- Born: January 7, 1772 Easttown Township, Province of Pennsylvania
- Died: August 10, 1821 (aged 49) Dickson, Tennessee
- Occupation: Ironmaster
- Spouse: Elizabeth Culbertson
- Children: Wayne, Linford, Margaret, Hannah
- Parent(s): Samuel Van Leer Hannah Wayne
- Relatives: Anthony Wayne (uncle) Anthony Wayne Van Leer (brother) Bernardhus Van Leer (grandfather) Isaac Wayne (grandfather)

= Isaac Van Leer =

Ironmaster (b. 1772, d. 1821)

Isaac Van Leer (January 7, 1772 – August 10, 1821) was a Pennsylvania ironmaster and owned the Hibernia Furnace, Springton Forge and historic Hibernia House in West Caln Township, Pennsylvania. He was a member of the influential Van Leer family and was the son of Samuel Van Leer, a captain in the Continental Army during the American Revolutionary War.

==Biography==
Van Leer was born in 1772 in Easttown Township in the Province of Pennsylvania to Samuel and Hannah (Wayne) Van Leer. His father Samuel Van Leer, served as a captain during the American Revolutionary War.

In 1814, Van Leer purchased land and the Hibernia Iron Works in West Caln Township, Pennsylvania.
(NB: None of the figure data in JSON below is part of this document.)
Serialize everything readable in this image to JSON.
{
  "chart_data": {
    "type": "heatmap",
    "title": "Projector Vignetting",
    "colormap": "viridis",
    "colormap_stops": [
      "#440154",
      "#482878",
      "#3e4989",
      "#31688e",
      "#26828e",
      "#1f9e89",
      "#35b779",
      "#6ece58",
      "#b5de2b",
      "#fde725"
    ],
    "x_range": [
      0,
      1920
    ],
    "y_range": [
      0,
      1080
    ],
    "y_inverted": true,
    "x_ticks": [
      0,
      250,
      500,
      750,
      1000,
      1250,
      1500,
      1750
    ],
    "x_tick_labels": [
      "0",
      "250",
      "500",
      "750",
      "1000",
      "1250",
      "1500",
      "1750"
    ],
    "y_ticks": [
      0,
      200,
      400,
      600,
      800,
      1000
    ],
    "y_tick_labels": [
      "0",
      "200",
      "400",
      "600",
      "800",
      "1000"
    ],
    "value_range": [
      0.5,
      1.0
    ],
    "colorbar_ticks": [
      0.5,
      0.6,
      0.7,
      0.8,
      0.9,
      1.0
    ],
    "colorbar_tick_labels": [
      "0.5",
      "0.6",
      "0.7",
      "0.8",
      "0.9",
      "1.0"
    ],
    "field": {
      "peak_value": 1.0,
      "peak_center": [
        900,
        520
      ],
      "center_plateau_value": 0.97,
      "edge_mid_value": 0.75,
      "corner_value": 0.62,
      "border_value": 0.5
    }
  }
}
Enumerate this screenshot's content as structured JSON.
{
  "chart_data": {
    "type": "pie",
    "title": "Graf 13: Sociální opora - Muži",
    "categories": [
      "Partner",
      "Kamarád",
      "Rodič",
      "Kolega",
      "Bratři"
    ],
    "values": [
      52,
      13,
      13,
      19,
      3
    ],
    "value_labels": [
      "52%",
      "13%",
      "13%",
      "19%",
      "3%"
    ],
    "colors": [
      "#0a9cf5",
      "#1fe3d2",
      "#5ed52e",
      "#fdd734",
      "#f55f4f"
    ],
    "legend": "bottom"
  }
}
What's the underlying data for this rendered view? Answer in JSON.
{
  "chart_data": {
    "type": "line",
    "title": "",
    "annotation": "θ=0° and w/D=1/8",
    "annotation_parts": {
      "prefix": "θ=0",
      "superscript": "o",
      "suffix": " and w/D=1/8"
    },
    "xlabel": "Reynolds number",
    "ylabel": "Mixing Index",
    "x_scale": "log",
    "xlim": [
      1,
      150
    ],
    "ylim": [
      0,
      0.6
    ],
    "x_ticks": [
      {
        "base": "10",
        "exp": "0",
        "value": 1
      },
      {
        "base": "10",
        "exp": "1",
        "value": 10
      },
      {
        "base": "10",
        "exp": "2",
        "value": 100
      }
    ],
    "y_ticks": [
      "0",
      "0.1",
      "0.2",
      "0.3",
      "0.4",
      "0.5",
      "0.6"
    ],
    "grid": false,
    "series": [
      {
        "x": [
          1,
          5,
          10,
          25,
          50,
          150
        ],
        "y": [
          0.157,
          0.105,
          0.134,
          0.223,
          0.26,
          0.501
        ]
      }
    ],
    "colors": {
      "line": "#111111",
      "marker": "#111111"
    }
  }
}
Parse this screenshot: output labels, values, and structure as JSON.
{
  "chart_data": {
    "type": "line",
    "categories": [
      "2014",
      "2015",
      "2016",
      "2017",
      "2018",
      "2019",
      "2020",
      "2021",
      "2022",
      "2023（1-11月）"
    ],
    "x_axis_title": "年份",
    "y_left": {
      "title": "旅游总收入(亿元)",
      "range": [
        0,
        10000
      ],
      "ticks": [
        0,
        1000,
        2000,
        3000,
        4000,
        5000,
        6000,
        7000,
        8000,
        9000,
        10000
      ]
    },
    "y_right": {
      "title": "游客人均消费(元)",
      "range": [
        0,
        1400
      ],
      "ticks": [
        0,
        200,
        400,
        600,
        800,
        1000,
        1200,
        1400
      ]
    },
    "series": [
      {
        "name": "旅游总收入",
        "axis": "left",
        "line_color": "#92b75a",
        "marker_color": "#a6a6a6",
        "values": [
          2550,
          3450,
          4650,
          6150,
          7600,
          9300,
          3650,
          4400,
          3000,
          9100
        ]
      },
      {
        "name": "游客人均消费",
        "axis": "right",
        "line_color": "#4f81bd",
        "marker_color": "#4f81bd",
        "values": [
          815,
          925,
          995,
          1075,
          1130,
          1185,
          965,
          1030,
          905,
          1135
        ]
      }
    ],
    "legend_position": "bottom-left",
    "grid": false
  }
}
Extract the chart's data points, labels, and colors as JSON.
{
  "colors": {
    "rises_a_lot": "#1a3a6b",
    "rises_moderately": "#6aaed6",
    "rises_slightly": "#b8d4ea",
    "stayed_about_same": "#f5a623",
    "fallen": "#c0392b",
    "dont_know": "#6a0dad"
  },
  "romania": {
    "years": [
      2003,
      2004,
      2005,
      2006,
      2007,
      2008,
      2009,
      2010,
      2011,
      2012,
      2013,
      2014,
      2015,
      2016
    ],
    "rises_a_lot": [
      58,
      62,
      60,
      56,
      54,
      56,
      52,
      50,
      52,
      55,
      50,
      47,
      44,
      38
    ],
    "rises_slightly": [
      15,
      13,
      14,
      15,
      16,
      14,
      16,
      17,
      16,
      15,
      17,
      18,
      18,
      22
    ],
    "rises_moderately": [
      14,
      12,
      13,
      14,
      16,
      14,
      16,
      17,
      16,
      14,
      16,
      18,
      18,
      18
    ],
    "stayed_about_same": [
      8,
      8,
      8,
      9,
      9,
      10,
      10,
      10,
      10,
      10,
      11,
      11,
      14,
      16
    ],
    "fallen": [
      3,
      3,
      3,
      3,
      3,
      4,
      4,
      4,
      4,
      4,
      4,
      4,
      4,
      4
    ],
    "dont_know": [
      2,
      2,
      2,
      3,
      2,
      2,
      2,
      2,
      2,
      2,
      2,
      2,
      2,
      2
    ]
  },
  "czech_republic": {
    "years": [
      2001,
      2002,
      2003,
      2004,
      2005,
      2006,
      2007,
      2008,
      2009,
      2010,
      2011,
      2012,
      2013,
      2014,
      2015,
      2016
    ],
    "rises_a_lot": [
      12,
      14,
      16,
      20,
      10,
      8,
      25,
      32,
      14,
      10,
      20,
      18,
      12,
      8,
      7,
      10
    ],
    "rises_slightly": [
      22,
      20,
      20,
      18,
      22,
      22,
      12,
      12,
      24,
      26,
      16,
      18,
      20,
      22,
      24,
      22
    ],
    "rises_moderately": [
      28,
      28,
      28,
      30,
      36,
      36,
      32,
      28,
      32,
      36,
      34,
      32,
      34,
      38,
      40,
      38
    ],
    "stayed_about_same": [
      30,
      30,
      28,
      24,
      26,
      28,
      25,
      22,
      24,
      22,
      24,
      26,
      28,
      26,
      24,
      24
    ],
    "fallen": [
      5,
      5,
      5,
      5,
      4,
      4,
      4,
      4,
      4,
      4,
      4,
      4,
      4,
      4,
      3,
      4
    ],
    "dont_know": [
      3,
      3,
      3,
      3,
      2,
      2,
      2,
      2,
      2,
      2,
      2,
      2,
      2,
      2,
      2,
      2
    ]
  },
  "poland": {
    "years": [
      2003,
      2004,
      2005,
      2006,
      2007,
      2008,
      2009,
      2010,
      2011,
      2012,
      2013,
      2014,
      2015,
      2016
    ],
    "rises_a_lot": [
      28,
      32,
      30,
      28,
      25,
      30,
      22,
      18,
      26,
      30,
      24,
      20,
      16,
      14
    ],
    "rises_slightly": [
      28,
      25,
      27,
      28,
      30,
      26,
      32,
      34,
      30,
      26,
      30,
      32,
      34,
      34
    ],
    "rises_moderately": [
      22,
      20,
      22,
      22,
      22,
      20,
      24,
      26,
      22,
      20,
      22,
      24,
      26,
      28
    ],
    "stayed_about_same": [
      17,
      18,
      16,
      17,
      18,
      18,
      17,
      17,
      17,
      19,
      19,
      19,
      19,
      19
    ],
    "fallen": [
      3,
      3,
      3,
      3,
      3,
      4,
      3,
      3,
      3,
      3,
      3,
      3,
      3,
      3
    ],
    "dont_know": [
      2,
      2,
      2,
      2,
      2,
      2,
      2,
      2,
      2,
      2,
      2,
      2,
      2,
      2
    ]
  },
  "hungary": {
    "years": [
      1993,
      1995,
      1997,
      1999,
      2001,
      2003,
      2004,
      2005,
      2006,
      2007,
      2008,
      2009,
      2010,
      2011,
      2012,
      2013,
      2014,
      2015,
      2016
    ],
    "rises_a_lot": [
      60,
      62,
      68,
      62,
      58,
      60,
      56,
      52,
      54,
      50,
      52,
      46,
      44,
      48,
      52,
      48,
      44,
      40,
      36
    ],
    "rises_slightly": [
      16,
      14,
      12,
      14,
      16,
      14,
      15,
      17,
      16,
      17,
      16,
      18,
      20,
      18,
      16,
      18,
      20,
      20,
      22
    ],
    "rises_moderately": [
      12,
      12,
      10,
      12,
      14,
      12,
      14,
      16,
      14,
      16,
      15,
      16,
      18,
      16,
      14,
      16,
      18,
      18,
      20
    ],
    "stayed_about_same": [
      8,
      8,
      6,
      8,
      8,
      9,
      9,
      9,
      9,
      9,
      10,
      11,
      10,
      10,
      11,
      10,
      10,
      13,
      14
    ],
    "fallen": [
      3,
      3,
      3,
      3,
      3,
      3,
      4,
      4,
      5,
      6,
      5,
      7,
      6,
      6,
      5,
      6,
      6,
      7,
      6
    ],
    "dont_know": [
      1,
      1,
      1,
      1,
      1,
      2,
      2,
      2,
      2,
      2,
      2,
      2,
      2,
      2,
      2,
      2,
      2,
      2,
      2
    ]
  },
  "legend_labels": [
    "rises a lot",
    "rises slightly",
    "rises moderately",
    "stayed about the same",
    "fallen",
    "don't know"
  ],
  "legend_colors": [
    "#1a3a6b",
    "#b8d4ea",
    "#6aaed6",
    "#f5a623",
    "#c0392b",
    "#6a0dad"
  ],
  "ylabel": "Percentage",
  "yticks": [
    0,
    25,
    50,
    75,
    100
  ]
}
He also owned the Springton Forge in West Nantmeal Township, Pennsylvania. In 1815 he purchased the Hibernia House and lived there. In 1816, he declared bankruptcy and gave the Springton Forge property to his wife's family in order to settle his debts. In 1817, he sold the Hibernia location at a financial loss due to flooding damage.

On April 17, 1800, he married Elizabeth Culbertson and together they had four children - Wayne, Linford, Margaret and Hannah. All children would own or be involved with the iron industry, except Lindford who died as a child from a fall. Unlike most of his family, Isaac was a Presbyterian.

His son, Wayne, moved to Texas in the 1800s and enlisted with the Union Army during the American Civil War at age 15.